To the Lighthouse – 5

Seeing that Mr. Ramsay is upset, Mrs. Ramsay won’t interrupt him but “She stroked James’s head; she transferred to him what she felt for her husband.” This perhaps unintentional reference to transference can be associated with Freud.

To the Lighthouse – 5

Freud’s family drama is on full display between James and his mother and father. Woolf writes of Mr. Ramsay, “But his son hated him. He hated him for coming up to them, for stopping and looking down on them; he hated him for interrupting them” and by ignoring Mr. Ramsay, James “hoped to recall his mother’s attention.”

Invisible Man: 8

The protagonist and Mr. Norton visit a brothel that the patients from a mental institution are allowed to visit.
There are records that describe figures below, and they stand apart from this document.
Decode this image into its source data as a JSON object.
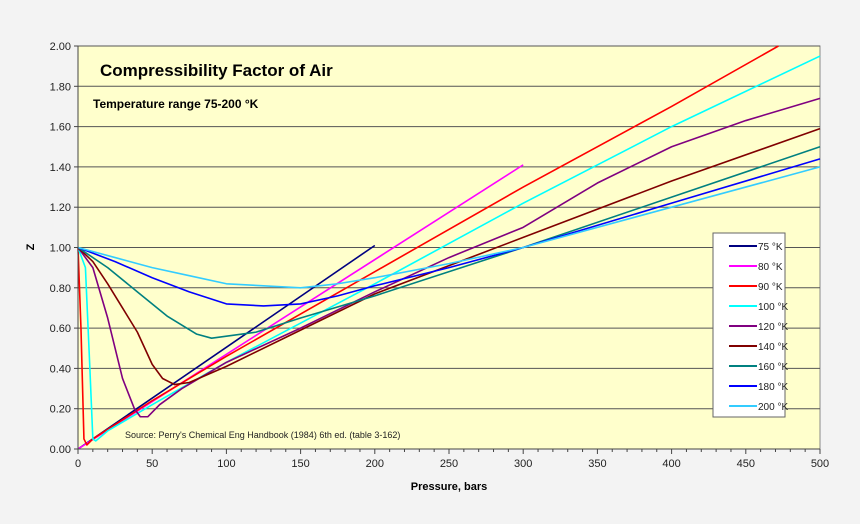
{
  "chart_data": {
    "type": "line",
    "title": "Compressibility Factor of Air",
    "subtitle": "Temperature range 75-200 °K",
    "xlabel": "Pressure, bars",
    "ylabel": "Z",
    "annotation": "Source: Perry's Chemical Eng Handbook (1984) 6th ed.  (table 3-162)",
    "xlim": [
      0,
      500
    ],
    "ylim": [
      0,
      2.0
    ],
    "xticks": [
      "0",
      "50",
      "100",
      "150",
      "200",
      "250",
      "300",
      "350",
      "400",
      "450",
      "500"
    ],
    "yticks": [
      "0.00",
      "0.20",
      "0.40",
      "0.60",
      "0.80",
      "1.00",
      "1.20",
      "1.40",
      "1.60",
      "1.80",
      "2.00"
    ],
    "grid": "horizontal",
    "legend_position": "right",
    "background": "#FFFFCC",
    "series": [
      {
        "name": "75 °K",
        "color": "#000080",
        "points": [
          [
            0,
            0
          ],
          [
            200,
            1.01
          ]
        ]
      },
      {
        "name": "80 °K",
        "color": "#FF00FF",
        "points": [
          [
            0,
            0
          ],
          [
            300,
            1.41
          ]
        ]
      },
      {
        "name": "90 °K",
        "color": "#FF0000",
        "points": [
          [
            0,
            1
          ],
          [
            2,
            0.6
          ],
          [
            4,
            0.05
          ],
          [
            6,
            0.02
          ],
          [
            10,
            0.05
          ],
          [
            50,
            0.24
          ],
          [
            100,
            0.46
          ],
          [
            200,
            0.88
          ],
          [
            300,
            1.3
          ],
          [
            400,
            1.7
          ],
          [
            472,
            2.0
          ]
        ]
      },
      {
        "name": "100 °K",
        "color": "#00FFFF",
        "points": [
          [
            0,
            1
          ],
          [
            5,
            0.9
          ],
          [
            8,
            0.4
          ],
          [
            10,
            0.05
          ],
          [
            12,
            0.04
          ],
          [
            20,
            0.09
          ],
          [
            50,
            0.22
          ],
          [
            100,
            0.43
          ],
          [
            200,
            0.82
          ],
          [
            300,
            1.22
          ],
          [
            400,
            1.6
          ],
          [
            500,
            1.95
          ]
        ]
      },
      {
        "name": "120 °K",
        "color": "#800080",
        "points": [
          [
            0,
            1
          ],
          [
            10,
            0.9
          ],
          [
            20,
            0.65
          ],
          [
            30,
            0.35
          ],
          [
            38,
            0.2
          ],
          [
            42,
            0.16
          ],
          [
            47,
            0.16
          ],
          [
            55,
            0.22
          ],
          [
            70,
            0.3
          ],
          [
            100,
            0.43
          ],
          [
            150,
            0.6
          ],
          [
            200,
            0.78
          ],
          [
            250,
            0.95
          ],
          [
            300,
            1.1
          ],
          [
            350,
            1.32
          ],
          [
            400,
            1.5
          ],
          [
            450,
            1.63
          ],
          [
            500,
            1.74
          ]
        ]
      },
      {
        "name": "140 °K",
        "color": "#800000",
        "points": [
          [
            0,
            1
          ],
          [
            10,
            0.93
          ],
          [
            20,
            0.82
          ],
          [
            30,
            0.7
          ],
          [
            40,
            0.58
          ],
          [
            50,
            0.42
          ],
          [
            57,
            0.35
          ],
          [
            65,
            0.32
          ],
          [
            75,
            0.33
          ],
          [
            100,
            0.41
          ],
          [
            150,
            0.59
          ],
          [
            200,
            0.77
          ],
          [
            300,
            1.05
          ],
          [
            400,
            1.33
          ],
          [
            500,
            1.59
          ]
        ]
      },
      {
        "name": "160 °K",
        "color": "#008080",
        "points": [
          [
            0,
            1
          ],
          [
            20,
            0.9
          ],
          [
            40,
            0.78
          ],
          [
            60,
            0.66
          ],
          [
            80,
            0.57
          ],
          [
            90,
            0.55
          ],
          [
            100,
            0.56
          ],
          [
            120,
            0.58
          ],
          [
            150,
            0.65
          ],
          [
            200,
            0.76
          ],
          [
            300,
            1.0
          ],
          [
            400,
            1.25
          ],
          [
            500,
            1.5
          ]
        ]
      },
      {
        "name": "180 °K",
        "color": "#0000FF",
        "points": [
          [
            0,
            1
          ],
          [
            25,
            0.93
          ],
          [
            50,
            0.85
          ],
          [
            75,
            0.78
          ],
          [
            100,
            0.72
          ],
          [
            125,
            0.71
          ],
          [
            150,
            0.72
          ],
          [
            175,
            0.76
          ],
          [
            200,
            0.81
          ],
          [
            250,
            0.9
          ],
          [
            300,
            1.0
          ],
          [
            400,
            1.22
          ],
          [
            500,
            1.44
          ]
        ]
      },
      {
        "name": "200 °K",
        "color": "#33CCFF",
        "points": [
          [
            0,
            1
          ],
          [
            25,
            0.95
          ],
          [
            50,
            0.9
          ],
          [
            75,
            0.86
          ],
          [
            100,
            0.82
          ],
          [
            125,
            0.81
          ],
          [
            150,
            0.8
          ],
          [
            175,
            0.82
          ],
          [
            200,
            0.85
          ],
          [
            250,
            0.92
          ],
          [
            300,
            1.0
          ],
          [
            400,
            1.2
          ],
          [
            500,
            1.4
          ]
        ]
      }
    ]
  }
}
The unruly patients are supervised by an attendant named Supercargo who kicks them down the stairs of the building when they rush to attack him. Supercargo can be associated with Freud’s concept of the “superego,” the aspect of human consciousness that regulates the behavior of the unruly unconscious mind, keeping those primal thoughts suppressed.

Invisible Man: 9

At the brothel, a patient of the mental institution tells the protagonist to watch as he attacks Supercargo, then he says “Sometimes I get so afraid of him I feel that he’s inside my head.” This lends credence to the idea that Supercargo represents the Freudian concept of the superego. After this, the patients repeatedly knock Supercargo unconscious, then revive him “only to kick him unconscious again.”